Müşrikler ve özellikle de oryantalistler tarafından vahiy hakkında öne
sürülen asılsız iddiaların yanlış olduklarını kanıtlayabilmek
Resûlullah’a vahiy geldiği esnada onda bir takım sıra dışı haller meydana
gelmiştir. Bu nedenle müşrikler ona kâhin, şâir ve deli gibi menfî sıfatlar
isnat etmişlerdir. Bunun üzerine, onda bu tür olumsuz sıfatların olmadığına
dair âyetler inmiştir. Tıpkı müşrikler gibi müsteşrikler de vahiy esnasında
görülen bu olağan dışı hallerin, sara hastalığının belirtileri olduğunu iddia
etmişlerdir. Ancak bu iddianın da asılsız olduğu müspet ilimlerle ortaya
çıkmıştır.
Vahiy hâdisesi, ilham, keşf, mükâşefe, basîret, ferâset, ilm-i ledün, marifet,
tecellî ve sezgi gibi olaylardan tamamen farklıdır. Vahiy olgusu, sadece
peygamberlere mahsustur.
Kur’ân’ın, vahyedildiği gibi korunduğunun ispatını yapabilmek
Önce Levh-i Mahfûz’a, sonra toplu halde Beytu’l-İzze’ye, oradan da
Resûlullah’a, çeşitli hikmetlere binên yaklaşık 23 yılda peyderpey inen
Kur’ân’ın âyet ve sûreleri, başta kendisi olmak üzere ashâb tarafından hem
ezberlenerek ve hem de çeşitli yazı malzemelerine yazılarak titizlikle
korunmuştur. Böylece Kur’ân’ın, indiği gibi bize kadar ulaşması
sağlanmıştır.
Kur’ân’ın, nuzûlünden Hz. Osman döneminde çoğaltılmasına
kadar geçen sürecini özetleyebilmek
Satırlarda ve sadırlarda büyük bir hassasiyet ve itina ile muhafaza edilen
Kur’ân’a karşı bu ilgi, Resûlullah’ın vefatından sonra da devam etmiştir. İlk
halife Hz. Ebû Bekir döneminde Kur’ân, en küçük bir parçasının dahi
kaybolmaması için bir cilt halinde toplanmıştır.

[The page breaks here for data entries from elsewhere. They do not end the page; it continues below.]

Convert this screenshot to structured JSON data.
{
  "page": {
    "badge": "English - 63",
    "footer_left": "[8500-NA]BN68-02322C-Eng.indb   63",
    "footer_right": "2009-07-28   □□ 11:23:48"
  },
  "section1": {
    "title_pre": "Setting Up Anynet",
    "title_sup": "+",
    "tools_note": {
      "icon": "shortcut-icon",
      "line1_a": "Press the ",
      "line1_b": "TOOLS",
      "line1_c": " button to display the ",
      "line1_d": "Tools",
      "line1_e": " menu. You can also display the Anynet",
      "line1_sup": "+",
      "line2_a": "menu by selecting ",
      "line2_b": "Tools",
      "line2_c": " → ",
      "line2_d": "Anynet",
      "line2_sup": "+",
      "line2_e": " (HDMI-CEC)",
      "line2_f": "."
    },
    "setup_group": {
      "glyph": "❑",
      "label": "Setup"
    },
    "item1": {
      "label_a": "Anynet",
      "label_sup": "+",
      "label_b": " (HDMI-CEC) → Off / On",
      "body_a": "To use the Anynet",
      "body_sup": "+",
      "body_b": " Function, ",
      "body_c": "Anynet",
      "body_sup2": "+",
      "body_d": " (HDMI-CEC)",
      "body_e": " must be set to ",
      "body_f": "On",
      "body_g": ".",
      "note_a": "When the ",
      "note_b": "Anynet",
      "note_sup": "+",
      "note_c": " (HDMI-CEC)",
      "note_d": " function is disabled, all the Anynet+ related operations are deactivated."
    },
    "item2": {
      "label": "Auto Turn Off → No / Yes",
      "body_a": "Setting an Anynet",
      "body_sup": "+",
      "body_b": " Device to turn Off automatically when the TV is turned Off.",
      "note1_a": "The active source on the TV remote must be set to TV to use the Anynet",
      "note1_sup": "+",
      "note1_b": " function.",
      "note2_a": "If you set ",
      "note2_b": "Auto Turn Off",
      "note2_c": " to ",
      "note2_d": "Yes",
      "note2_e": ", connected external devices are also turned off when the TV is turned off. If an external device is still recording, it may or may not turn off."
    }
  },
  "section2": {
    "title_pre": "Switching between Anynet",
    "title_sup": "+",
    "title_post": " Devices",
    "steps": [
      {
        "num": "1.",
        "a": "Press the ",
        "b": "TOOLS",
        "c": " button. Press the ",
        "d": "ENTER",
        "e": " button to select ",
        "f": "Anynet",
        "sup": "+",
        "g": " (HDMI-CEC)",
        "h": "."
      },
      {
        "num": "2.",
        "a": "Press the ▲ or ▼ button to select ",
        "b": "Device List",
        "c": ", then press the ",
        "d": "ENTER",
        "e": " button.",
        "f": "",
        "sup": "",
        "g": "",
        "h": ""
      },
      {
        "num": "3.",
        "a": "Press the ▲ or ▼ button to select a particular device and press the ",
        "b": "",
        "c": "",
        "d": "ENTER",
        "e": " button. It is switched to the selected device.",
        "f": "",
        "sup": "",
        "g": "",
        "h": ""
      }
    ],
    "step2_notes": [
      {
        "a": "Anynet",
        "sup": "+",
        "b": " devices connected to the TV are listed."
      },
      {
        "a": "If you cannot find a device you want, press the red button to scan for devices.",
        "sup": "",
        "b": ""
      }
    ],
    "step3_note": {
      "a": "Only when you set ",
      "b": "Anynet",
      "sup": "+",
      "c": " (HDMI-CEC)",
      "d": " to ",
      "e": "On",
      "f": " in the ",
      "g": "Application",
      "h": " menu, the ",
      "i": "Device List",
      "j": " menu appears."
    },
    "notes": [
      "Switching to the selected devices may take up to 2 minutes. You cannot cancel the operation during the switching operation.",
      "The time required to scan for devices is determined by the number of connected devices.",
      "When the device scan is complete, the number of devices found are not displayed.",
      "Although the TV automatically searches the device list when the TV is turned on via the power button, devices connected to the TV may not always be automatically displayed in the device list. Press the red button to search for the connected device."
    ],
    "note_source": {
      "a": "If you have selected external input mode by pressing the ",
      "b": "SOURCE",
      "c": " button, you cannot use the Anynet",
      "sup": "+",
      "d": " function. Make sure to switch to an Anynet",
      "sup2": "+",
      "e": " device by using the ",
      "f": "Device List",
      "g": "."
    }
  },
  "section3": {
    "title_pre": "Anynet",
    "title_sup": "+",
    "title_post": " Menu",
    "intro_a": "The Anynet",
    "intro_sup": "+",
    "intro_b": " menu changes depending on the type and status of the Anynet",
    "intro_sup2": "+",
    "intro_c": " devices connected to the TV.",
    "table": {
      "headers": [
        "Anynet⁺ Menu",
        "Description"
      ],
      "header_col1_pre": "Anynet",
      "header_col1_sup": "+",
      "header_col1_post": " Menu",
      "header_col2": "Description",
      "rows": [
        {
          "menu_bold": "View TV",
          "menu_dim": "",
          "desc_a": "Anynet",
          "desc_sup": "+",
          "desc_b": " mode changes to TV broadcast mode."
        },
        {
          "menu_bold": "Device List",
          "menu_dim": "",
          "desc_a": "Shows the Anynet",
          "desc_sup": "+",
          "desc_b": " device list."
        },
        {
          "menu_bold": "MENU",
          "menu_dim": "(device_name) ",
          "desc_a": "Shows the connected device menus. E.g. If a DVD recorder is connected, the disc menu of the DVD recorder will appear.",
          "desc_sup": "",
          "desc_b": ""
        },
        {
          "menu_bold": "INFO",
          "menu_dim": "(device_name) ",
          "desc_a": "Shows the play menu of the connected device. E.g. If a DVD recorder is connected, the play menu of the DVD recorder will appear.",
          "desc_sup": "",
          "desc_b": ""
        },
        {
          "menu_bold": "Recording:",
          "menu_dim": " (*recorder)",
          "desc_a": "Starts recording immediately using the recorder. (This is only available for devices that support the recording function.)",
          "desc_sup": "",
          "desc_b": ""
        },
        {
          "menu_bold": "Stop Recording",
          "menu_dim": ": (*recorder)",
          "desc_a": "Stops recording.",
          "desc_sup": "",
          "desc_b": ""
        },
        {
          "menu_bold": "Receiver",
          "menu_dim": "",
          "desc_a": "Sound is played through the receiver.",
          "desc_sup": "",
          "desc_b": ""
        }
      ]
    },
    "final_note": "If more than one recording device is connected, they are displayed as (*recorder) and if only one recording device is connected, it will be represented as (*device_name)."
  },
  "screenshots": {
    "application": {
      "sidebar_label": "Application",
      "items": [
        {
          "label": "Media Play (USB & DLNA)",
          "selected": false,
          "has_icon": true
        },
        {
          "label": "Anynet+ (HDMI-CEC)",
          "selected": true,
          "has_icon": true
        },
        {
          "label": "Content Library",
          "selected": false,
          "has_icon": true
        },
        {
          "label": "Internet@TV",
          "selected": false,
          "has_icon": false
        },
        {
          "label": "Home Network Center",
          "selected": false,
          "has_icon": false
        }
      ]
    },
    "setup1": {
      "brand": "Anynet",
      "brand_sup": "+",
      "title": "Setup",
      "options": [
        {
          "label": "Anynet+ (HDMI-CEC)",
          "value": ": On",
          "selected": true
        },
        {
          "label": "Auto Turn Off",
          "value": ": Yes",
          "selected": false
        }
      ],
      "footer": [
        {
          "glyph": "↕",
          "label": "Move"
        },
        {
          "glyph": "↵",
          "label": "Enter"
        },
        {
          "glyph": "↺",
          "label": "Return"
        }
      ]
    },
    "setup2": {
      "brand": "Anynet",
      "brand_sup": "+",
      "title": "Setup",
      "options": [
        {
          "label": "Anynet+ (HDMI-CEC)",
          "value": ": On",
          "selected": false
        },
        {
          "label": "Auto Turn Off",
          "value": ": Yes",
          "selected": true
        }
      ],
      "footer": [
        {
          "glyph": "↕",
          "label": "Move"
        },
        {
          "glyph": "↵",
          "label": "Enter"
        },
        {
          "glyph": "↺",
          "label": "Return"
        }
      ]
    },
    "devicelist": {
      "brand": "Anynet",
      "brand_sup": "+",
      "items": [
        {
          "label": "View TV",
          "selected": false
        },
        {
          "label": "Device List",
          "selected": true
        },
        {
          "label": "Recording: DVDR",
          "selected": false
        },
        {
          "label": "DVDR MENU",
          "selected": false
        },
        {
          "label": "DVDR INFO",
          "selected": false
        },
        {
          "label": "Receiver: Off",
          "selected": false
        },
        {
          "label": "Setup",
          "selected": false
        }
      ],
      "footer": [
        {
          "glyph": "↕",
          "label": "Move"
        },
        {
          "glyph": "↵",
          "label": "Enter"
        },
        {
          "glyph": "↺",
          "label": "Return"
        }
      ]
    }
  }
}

Hz. Osman döneminde, Kur’ân’ın kırâatı konusunda meydana gelen bir
takım ihtilaflar neticesinde Kur’ân, Hz. Ebû Bekir döneminde toplanan
Mushaf esas alınıp çoğaltılarak belli başlı şehirlere gönderilmiştir. Böylece
Kur’ân’ın kırâatı üzerinde birliktelik sağlanmıştır.
İnsanların Kur’ân’ı doğru okuyabilmeleri için yapılan çalışmaları
açıklayabilmek
Sonra Kur’ân’ın doğru olarak okunmasına yönelik çalışmalar yapılmıştır.
Ona, önce hareke görevi yapacak, sonra, şekilleri birbirine benzeyen harfleri
birbirlerinden ayırmak için noktalar konmuştur. Üstelik, iltibası önlemek için,
hareke yerine konan noktalarla şekilleri birbirine benzeyen harfleri
birbirinden ayırmak için konan noktalar, farklı renklerde mürekkeple
konmuştur. Daha sonra ise bu günkü harekeler konarak bu konuya son şekil
verilmiştir. Bu şekilde onun yanlış okunmasının da önüne geçilmiştir.